Park also noted her statement followed Moon’s offer to declare an official end to the 1950-53 Korean War in his UN speech last week. The president stressed the end of-war declaration as a trust-building “political” gesture before negotiating a legally binding peace treaty.

“The president’s offer may be nothing new but it seems to be playing a role in inducing reactions from North Korea and the US. If these reactions are interpreted as positive signals among the nations, that could add new momentum to their stalled talks,” he said.

Still, Park was cautious about putting too much weight on Kim’s recent statement, saying the restoration of the inter-Korean hotlines could be considered an indicator to gauge North Korea’s willingness to return to the negotiating table.

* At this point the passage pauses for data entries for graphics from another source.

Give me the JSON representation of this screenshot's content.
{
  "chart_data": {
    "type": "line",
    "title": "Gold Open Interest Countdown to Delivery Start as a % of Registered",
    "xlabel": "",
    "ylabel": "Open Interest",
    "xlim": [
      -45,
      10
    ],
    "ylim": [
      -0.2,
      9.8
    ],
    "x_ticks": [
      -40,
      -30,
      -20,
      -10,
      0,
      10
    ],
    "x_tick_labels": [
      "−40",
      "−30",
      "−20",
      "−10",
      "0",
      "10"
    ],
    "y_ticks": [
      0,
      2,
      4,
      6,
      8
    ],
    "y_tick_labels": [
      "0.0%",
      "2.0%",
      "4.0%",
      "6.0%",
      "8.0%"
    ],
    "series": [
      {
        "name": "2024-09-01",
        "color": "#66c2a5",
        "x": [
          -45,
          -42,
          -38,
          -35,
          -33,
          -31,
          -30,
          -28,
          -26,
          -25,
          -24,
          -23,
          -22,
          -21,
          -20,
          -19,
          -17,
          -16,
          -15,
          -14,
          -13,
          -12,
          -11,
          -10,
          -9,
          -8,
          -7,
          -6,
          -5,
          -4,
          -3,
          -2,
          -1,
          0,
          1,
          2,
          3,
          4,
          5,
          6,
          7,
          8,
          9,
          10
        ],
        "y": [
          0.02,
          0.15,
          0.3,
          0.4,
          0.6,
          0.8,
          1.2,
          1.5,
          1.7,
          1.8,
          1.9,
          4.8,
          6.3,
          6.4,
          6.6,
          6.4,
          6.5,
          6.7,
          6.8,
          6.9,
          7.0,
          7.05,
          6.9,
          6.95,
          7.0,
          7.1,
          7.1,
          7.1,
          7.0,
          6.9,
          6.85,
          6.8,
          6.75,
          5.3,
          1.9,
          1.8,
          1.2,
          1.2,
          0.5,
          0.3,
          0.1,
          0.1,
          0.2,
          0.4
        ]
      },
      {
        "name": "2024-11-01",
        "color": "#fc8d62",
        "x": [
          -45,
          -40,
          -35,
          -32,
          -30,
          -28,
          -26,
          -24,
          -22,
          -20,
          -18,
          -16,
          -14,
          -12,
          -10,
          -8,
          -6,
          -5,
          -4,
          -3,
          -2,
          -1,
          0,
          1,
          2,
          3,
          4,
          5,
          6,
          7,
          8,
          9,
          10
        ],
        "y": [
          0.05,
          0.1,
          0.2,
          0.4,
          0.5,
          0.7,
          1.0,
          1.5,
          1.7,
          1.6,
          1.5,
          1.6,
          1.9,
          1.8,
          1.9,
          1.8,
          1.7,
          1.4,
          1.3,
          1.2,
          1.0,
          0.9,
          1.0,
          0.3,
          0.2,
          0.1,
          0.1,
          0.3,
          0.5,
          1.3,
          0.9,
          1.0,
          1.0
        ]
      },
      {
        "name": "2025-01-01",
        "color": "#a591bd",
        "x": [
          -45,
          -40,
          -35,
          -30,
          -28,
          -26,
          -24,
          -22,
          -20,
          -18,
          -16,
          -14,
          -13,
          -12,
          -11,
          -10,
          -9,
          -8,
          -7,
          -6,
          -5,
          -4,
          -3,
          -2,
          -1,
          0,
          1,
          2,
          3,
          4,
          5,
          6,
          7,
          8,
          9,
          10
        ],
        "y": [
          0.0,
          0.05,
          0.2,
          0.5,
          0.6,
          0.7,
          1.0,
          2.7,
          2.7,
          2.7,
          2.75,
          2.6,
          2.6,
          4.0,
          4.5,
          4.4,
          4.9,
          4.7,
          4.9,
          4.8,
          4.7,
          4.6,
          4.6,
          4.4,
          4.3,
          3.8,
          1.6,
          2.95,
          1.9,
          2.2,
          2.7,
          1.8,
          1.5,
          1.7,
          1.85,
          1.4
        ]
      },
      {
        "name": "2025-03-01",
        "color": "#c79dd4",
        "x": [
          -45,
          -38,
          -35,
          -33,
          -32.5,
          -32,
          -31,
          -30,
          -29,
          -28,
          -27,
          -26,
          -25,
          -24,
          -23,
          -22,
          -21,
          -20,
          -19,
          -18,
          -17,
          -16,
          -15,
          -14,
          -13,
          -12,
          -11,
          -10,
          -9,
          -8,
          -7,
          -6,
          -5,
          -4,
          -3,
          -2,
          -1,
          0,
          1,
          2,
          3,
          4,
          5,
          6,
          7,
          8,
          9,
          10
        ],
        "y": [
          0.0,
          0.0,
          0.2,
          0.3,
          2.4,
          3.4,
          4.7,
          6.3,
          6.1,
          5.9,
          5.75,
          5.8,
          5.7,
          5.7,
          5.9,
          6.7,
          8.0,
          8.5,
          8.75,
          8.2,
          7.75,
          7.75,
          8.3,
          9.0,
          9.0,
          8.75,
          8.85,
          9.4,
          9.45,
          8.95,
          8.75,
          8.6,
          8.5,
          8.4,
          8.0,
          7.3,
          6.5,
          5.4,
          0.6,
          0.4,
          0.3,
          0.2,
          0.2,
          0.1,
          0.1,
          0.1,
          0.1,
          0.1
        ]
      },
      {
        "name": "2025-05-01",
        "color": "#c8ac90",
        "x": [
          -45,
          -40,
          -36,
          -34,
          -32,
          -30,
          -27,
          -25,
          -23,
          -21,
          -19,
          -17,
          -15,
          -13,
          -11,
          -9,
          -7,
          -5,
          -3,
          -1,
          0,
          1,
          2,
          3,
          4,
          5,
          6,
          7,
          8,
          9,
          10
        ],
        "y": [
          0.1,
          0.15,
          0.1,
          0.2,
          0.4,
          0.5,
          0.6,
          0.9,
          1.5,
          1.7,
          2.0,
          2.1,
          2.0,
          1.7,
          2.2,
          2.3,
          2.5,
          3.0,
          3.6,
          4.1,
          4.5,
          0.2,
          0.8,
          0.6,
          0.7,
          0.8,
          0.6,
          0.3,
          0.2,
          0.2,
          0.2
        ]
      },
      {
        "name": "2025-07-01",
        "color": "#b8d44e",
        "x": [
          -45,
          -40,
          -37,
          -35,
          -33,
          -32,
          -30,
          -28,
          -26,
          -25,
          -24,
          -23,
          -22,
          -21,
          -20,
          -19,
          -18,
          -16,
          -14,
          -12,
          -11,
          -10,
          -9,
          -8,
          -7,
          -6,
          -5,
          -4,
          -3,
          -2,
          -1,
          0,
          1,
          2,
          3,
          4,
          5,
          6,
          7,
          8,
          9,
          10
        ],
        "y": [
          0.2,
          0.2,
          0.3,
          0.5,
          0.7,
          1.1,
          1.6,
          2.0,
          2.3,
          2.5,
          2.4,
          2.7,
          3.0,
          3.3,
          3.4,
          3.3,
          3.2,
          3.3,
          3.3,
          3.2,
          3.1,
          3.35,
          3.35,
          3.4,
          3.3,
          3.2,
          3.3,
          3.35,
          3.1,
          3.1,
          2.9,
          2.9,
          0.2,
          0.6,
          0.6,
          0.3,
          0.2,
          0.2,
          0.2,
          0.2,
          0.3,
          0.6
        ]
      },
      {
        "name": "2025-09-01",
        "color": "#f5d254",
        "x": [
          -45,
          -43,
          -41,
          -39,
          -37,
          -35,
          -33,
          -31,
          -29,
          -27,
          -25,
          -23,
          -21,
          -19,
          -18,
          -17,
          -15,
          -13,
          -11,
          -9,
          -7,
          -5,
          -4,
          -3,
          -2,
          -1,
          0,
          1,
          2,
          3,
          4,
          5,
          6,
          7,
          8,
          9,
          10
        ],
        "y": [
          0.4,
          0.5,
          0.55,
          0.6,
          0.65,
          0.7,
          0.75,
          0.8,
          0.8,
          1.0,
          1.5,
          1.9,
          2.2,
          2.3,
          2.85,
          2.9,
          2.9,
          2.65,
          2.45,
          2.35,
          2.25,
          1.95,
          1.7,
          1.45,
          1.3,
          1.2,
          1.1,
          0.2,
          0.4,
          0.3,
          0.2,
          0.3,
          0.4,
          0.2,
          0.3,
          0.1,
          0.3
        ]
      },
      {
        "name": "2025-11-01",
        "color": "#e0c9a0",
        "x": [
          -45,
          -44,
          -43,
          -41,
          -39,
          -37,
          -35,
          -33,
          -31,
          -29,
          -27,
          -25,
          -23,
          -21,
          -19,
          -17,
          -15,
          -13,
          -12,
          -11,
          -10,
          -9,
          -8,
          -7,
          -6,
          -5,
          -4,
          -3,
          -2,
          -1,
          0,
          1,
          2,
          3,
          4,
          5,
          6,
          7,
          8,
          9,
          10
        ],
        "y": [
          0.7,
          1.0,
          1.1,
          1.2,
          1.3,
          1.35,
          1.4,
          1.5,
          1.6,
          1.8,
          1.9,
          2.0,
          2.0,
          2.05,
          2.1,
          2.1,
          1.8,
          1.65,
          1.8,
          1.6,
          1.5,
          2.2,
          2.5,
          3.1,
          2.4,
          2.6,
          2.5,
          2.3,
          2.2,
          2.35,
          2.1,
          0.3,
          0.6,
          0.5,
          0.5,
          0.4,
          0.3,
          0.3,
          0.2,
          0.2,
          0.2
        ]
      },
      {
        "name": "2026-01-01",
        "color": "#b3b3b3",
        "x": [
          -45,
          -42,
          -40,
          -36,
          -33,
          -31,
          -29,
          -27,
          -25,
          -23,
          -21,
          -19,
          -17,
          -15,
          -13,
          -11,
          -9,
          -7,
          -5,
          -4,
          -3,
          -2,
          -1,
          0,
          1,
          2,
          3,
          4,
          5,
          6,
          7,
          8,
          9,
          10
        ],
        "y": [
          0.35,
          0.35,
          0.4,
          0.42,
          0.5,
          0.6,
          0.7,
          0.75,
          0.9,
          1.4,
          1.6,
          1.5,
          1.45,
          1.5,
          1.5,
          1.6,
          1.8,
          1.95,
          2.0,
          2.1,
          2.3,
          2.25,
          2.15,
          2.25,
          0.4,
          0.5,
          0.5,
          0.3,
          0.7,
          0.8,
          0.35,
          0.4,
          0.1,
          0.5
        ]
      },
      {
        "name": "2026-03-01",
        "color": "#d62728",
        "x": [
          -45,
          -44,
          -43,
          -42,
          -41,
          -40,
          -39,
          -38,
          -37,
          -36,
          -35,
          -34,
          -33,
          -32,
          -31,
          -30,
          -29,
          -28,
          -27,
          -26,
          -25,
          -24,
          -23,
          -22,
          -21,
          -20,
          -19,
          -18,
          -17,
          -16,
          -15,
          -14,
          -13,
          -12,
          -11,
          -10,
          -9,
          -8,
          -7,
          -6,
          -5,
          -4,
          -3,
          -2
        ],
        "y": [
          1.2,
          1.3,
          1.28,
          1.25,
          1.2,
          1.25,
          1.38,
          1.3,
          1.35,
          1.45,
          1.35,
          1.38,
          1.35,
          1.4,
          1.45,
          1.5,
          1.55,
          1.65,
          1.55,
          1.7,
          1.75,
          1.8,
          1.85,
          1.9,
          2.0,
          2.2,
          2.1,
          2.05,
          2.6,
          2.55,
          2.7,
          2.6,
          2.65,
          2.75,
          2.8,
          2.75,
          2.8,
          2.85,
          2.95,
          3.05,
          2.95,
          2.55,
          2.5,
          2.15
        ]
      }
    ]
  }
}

The communication lines were briefly restored in late July but the North has not answered Seoul’s regular calls – twice a day – again in protest against the then-planned joint military drills by South Korea and the US.

On Monday, North Korea remained unresponsive to the South’s calls via liaison and military hotlines.

Asked about a possible inter-Korean summit within Moon’s remaining term as president, Park said: “The North Korea issue requires a two-track approach considering both inter-Korean and North Korea-US relations. We will not seek a summit in a rush to improve inter-Korean relations only.”